Güncelleme Tarihi:
İZMİR'DE TARİHİ SKANDAL (WEB TV)
ANTİK KENTİN ÜZERİ TAMAMEN ÖRTÜLDÜ / FOTO GALERİ
Yortanlı Barajı’nin suları altında kalacak olan Allianoi Antik Kenti’nde kumla kapatma işlemi tamamlandı.
Allianoi Girişim Grubu ise , “Hâlâ umut var” dedi.

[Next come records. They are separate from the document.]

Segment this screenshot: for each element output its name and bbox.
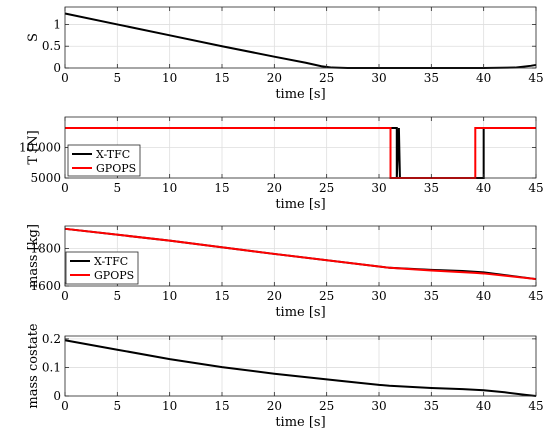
y-axis-label: mass [kg] [26, 224, 41, 288]
panel-2: 0 5 10 15 20 25 30 35 40 45 5000 10,000 time [s] T [N… [19, 116, 544, 212]
panel-1: 0 5 10 15 20 25 30 35 40 45 0 0.5 1 time [s] S [26, 6, 544, 102]
x-axis-label: time [s] [275, 305, 325, 320]
x-tick-label: 45 [528, 289, 543, 303]
x-tick-label: 10 [162, 71, 177, 85]
y-tick-label: 0 [53, 389, 61, 403]
x-tick-label: 45 [528, 399, 543, 413]
x-tick-label: 20 [267, 399, 282, 413]
x-tick-label: 0 [61, 289, 69, 303]
x-tick-label: 40 [476, 71, 491, 85]
x-tick-label: 35 [424, 181, 439, 195]
axes-box [64, 225, 537, 287]
series-line-s1 [64, 339, 537, 397]
axes-box [64, 335, 537, 397]
x-tick-label: 25 [319, 181, 334, 195]
y-tick-label: 1600 [30, 279, 61, 293]
y-tick-label: 0.2 [42, 332, 61, 346]
x-tick-label: 25 [319, 71, 334, 85]
x-tick-label: 20 [267, 71, 282, 85]
y-axis-label: mass costate [26, 323, 41, 409]
legend-box [65, 251, 139, 285]
x-tick-label: 30 [371, 289, 386, 303]
x-tick-label: 20 [267, 181, 282, 195]
x-tick-label: 35 [424, 289, 439, 303]
x-tick-label: 35 [424, 399, 439, 413]
x-tick-label: 35 [424, 71, 439, 85]
y-tick-label: 10,000 [19, 141, 61, 155]
x-tick-label: 10 [162, 181, 177, 195]
x-tick-label: 0 [61, 71, 69, 85]
y-tick-label: 0 [53, 61, 61, 75]
y-axis-label: S [26, 33, 41, 42]
x-tick-label: 5 [114, 181, 122, 195]
x-axis-label: time [s] [275, 415, 325, 430]
legend-label: X-TFC [94, 255, 128, 268]
x-tick-label: 0 [61, 399, 69, 413]
x-axis-label: time [s] [275, 87, 325, 102]
y-tick-label: 0.5 [42, 39, 61, 53]
x-tick-label: 0 [61, 181, 69, 195]
panel-4: 0 5 10 15 20 25 30 35 40 45 0 0.1 0.2 time [s] mass co… [26, 323, 544, 430]
y-tick-label: 0.1 [42, 360, 61, 374]
series-line-gpops [64, 227, 537, 281]
y-tick-label: 5000 [30, 171, 61, 185]
x-tick-label: 30 [371, 71, 386, 85]
y-tick-label: 1 [53, 17, 61, 31]
x-tick-label: 20 [267, 289, 282, 303]
x-tick-label: 5 [114, 289, 122, 303]
x-tick-label: 15 [214, 399, 229, 413]
y-tick-label: 1800 [30, 242, 61, 256]
x-tick-label: 15 [214, 71, 229, 85]
plot-area [65, 7, 536, 68]
panel-3: 0 5 10 15 20 25 30 35 40 45 1600 1800 time [s] mass [… [26, 224, 544, 320]
x-tick-label: 5 [114, 71, 122, 85]
x-tick-label: 45 [528, 181, 543, 195]
x-tick-label: 15 [214, 181, 229, 195]
x-tick-label: 10 [162, 399, 177, 413]
x-tick-label: 5 [114, 399, 122, 413]
legend-label: X-TFC [96, 148, 130, 161]
x-tick-label: 30 [371, 399, 386, 413]
x-tick-label: 15 [214, 289, 229, 303]
x-tick-label: 10 [162, 289, 177, 303]
x-tick-label: 25 [319, 399, 334, 413]
x-tick-label: 40 [476, 289, 491, 303]
x-tick-label: 25 [319, 289, 334, 303]
plot-area [65, 336, 536, 396]
axes-box [64, 6, 537, 69]
legend-label: GPOPS [94, 269, 134, 282]
plot-area [65, 226, 536, 286]
x-tick-label: 40 [476, 181, 491, 195]
x-tick-label: 40 [476, 399, 491, 413]
y-axis-label: T [N] [26, 130, 41, 164]
x-tick-label: 30 [371, 181, 386, 195]
legend-label: GPOPS [96, 162, 136, 175]
x-tick-label: 45 [528, 71, 543, 85]
legend-box [67, 144, 141, 177]
x-axis-label: time [s] [275, 197, 325, 212]
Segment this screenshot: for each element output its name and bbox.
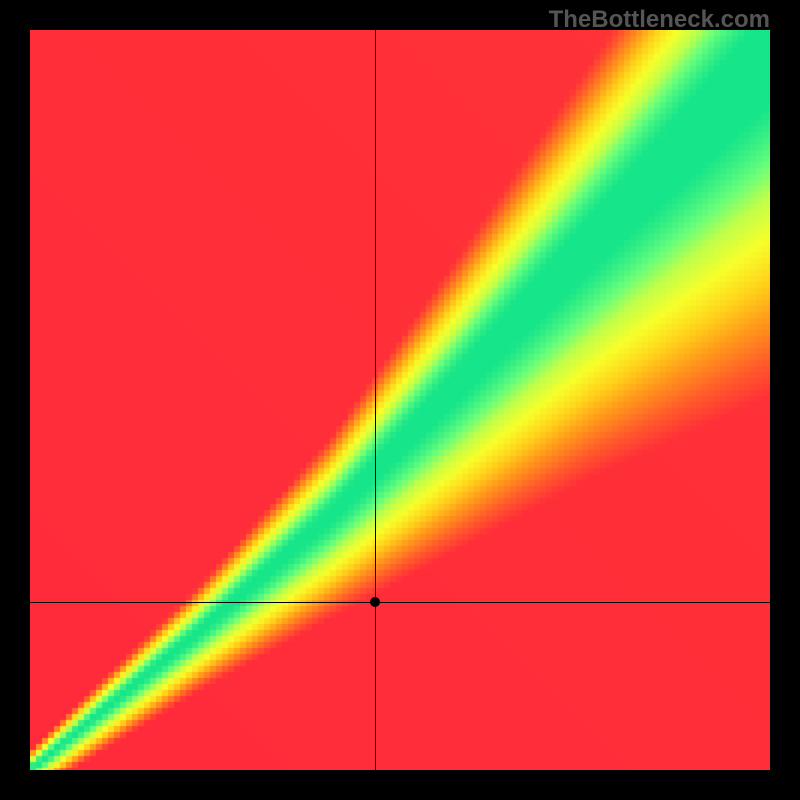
crosshair-marker xyxy=(370,597,380,607)
crosshair-horizontal-line xyxy=(30,602,770,603)
heatmap-canvas xyxy=(30,30,770,770)
crosshair-vertical-line xyxy=(375,30,376,770)
heatmap-plot-area xyxy=(30,30,770,770)
watermark-text: TheBottleneck.com xyxy=(549,6,770,34)
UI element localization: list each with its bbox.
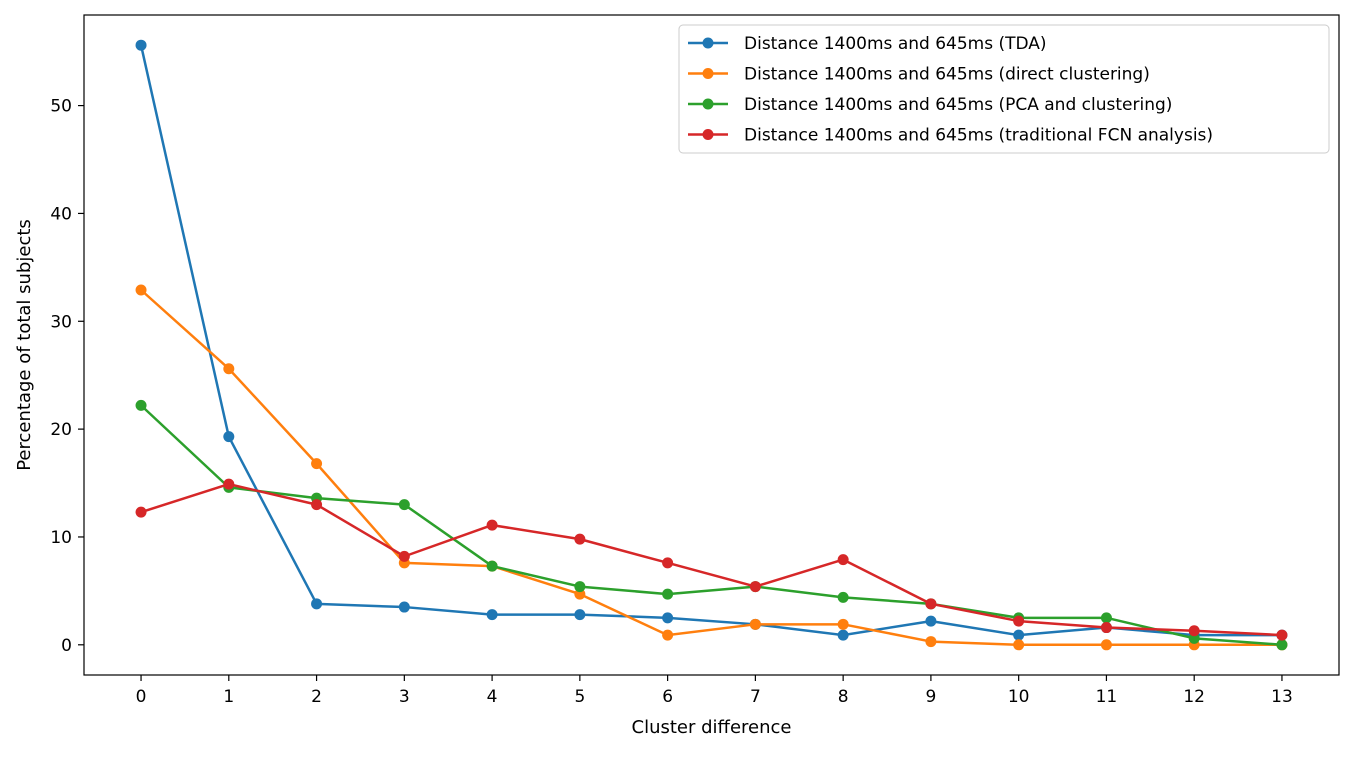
data-point xyxy=(1188,625,1200,637)
x-tick-label: 5 xyxy=(574,687,585,707)
x-tick-label: 3 xyxy=(399,687,410,707)
data-point xyxy=(1100,622,1112,634)
data-point xyxy=(135,39,147,51)
legend-box xyxy=(678,24,1330,154)
data-point xyxy=(1013,615,1025,627)
data-point xyxy=(574,588,586,600)
data-point xyxy=(486,560,498,572)
data-point xyxy=(574,581,586,593)
x-axis: 0 1 2 3 4 5 6 7 8 9 10 11 12 13 xyxy=(136,675,1293,707)
data-point xyxy=(749,618,761,630)
data-point xyxy=(1188,632,1200,644)
y-tick-label: 40 xyxy=(50,204,72,224)
x-tick-label: 1 xyxy=(223,687,234,707)
y-axis-label: Percentage of total subjects xyxy=(14,219,35,471)
data-point xyxy=(398,499,410,511)
x-tick-label: 6 xyxy=(662,687,673,707)
series-line xyxy=(140,404,1283,647)
data-point xyxy=(925,615,937,627)
data-point xyxy=(1276,629,1288,641)
data-point xyxy=(662,557,674,569)
data-point xyxy=(662,588,674,600)
legend-marker-swatch xyxy=(702,68,714,79)
data-point xyxy=(223,478,235,490)
data-point xyxy=(925,598,937,610)
data-point xyxy=(1013,639,1025,651)
series-line xyxy=(140,482,1283,637)
plot-area xyxy=(135,39,1288,651)
legend-marker-swatch xyxy=(702,37,714,49)
plot-frame xyxy=(83,14,1340,676)
y-tick-label: 10 xyxy=(50,528,72,548)
data-point xyxy=(574,533,586,545)
data-point xyxy=(135,399,147,411)
data-point xyxy=(398,550,410,562)
x-tick-label: 9 xyxy=(925,687,936,707)
data-point xyxy=(662,629,674,641)
data-point xyxy=(925,636,937,648)
data-point xyxy=(1100,612,1112,624)
x-tick-label: 4 xyxy=(487,687,498,707)
legend-item: Distance 1400ms and 645ms (traditional F… xyxy=(688,126,1213,146)
legend-marker-swatch xyxy=(702,129,714,140)
legend-label: Distance 1400ms and 645ms (traditional F… xyxy=(744,126,1213,146)
data-point xyxy=(574,609,586,621)
data-point xyxy=(662,612,674,624)
x-tick-label: 8 xyxy=(838,687,849,707)
data-point xyxy=(398,601,410,613)
legend-item: Distance 1400ms and 645ms (direct cluste… xyxy=(688,65,1150,85)
series-line xyxy=(140,289,1282,647)
data-point xyxy=(837,554,849,566)
x-tick-label: 2 xyxy=(311,687,322,707)
data-point xyxy=(1276,639,1288,651)
y-tick-label: 0 xyxy=(61,636,72,656)
legend-label: Distance 1400ms and 645ms (direct cluste… xyxy=(744,65,1150,85)
y-tick-label: 30 xyxy=(50,312,72,332)
data-point xyxy=(837,629,849,641)
data-point xyxy=(749,581,761,593)
series-line xyxy=(139,44,1282,637)
legend-label: Distance 1400ms and 645ms (PCA and clust… xyxy=(744,95,1172,115)
series-2 xyxy=(135,399,1288,651)
data-point xyxy=(135,284,147,296)
y-tick-label: 50 xyxy=(50,97,72,117)
legend-item: Distance 1400ms and 645ms (TDA) xyxy=(688,34,1047,54)
legend-marker-swatch xyxy=(702,98,714,110)
data-point xyxy=(311,458,323,470)
data-point xyxy=(837,618,849,630)
data-point xyxy=(223,363,235,375)
x-tick-label: 12 xyxy=(1183,687,1205,707)
data-point xyxy=(311,598,323,610)
data-point xyxy=(837,591,849,603)
data-point xyxy=(135,506,147,518)
data-point xyxy=(486,519,498,531)
data-point xyxy=(1100,639,1112,651)
x-tick-label: 0 xyxy=(136,687,147,707)
data-point xyxy=(223,431,235,443)
x-tick-label: 11 xyxy=(1096,687,1118,707)
x-axis-label: Cluster difference xyxy=(632,717,792,738)
legend: Distance 1400ms and 645ms (TDA) Distance … xyxy=(678,24,1330,154)
series-3 xyxy=(135,478,1288,641)
data-point xyxy=(1013,629,1025,641)
data-point xyxy=(311,499,323,511)
legend-label: Distance 1400ms and 645ms (TDA) xyxy=(744,34,1047,54)
series-1 xyxy=(135,284,1288,651)
x-tick-label: 13 xyxy=(1271,687,1293,707)
y-tick-label: 20 xyxy=(50,420,72,440)
x-tick-label: 10 xyxy=(1008,687,1030,707)
x-tick-label: 7 xyxy=(750,687,761,707)
legend-item: Distance 1400ms and 645ms (PCA and clust… xyxy=(688,95,1172,115)
y-axis: 0 10 20 30 40 50 xyxy=(50,97,84,656)
data-point xyxy=(486,609,498,621)
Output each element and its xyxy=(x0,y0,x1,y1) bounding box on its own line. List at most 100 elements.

İZMİR’in Bergama İlçesi’nde, Yortanlı Barajı’nın suları altında kalacak olan Allianoi Antik Kenti’nde kumla kapatma işlemi tamamlandı. İzmir 2 Numaralı Kültür ve Tabiat Varlıklarını Koruma Bölge Kurulu’nun kararının ardından, yaklaşık 10 yıl süren kazı çalışmalarında günışığına çıkartılan tüm eserler, açılan davalara, yapılan eylemlere karşın kumla örtüldü. Geçen Ağustos ayında mahkeme kararının iptali için dava açtıklarını hatırlatan Avukat Arif Ali Cangı, “Kültür ve Turizm Bakanı Ertuğrul Günay’dan davanın sonucunun beklenmesini istemiştik ancak olmadı. Şimdi İzmir 4’üncü İdare Mahkemesi’nde süren davada bilirkişi oluşturma safhasındayız. Mahkeme bir hidrolog inşaat mühendisi, bir sanat tarihçisi, bir arkeologtan heyet oluşturacak, keşif yapılacak. Bu davada üzerini toprakla örtmek korumak mıdır, bu tartışılacak” dedi.
Geriye dönebiliriz
Allianoi Girişim Grubu Sözcüsü İffet Diler ise şunları söyledi: “Hâlâ umut var, geriye dönebiliriz. Üstü ne kadar kapatılmış olsa da, onlar ‘yok’ deseler de orada Allianoi var. Baraj kapaklarının deneme amaçlı olarak kapatılması bile Allianoi’ye zarar verecek. Yapılmak istenen Allianoi durumunda olan pek çok yer aleyhine açılmış davaları etkilemek. Allianoi’yi toprak ve su altına gömmeye çalışanların, çıkarmaya çalıştıkları yeni Tabiatı Koruma Yasası da bu tür hukuksuzluklara hizmet etmek için.”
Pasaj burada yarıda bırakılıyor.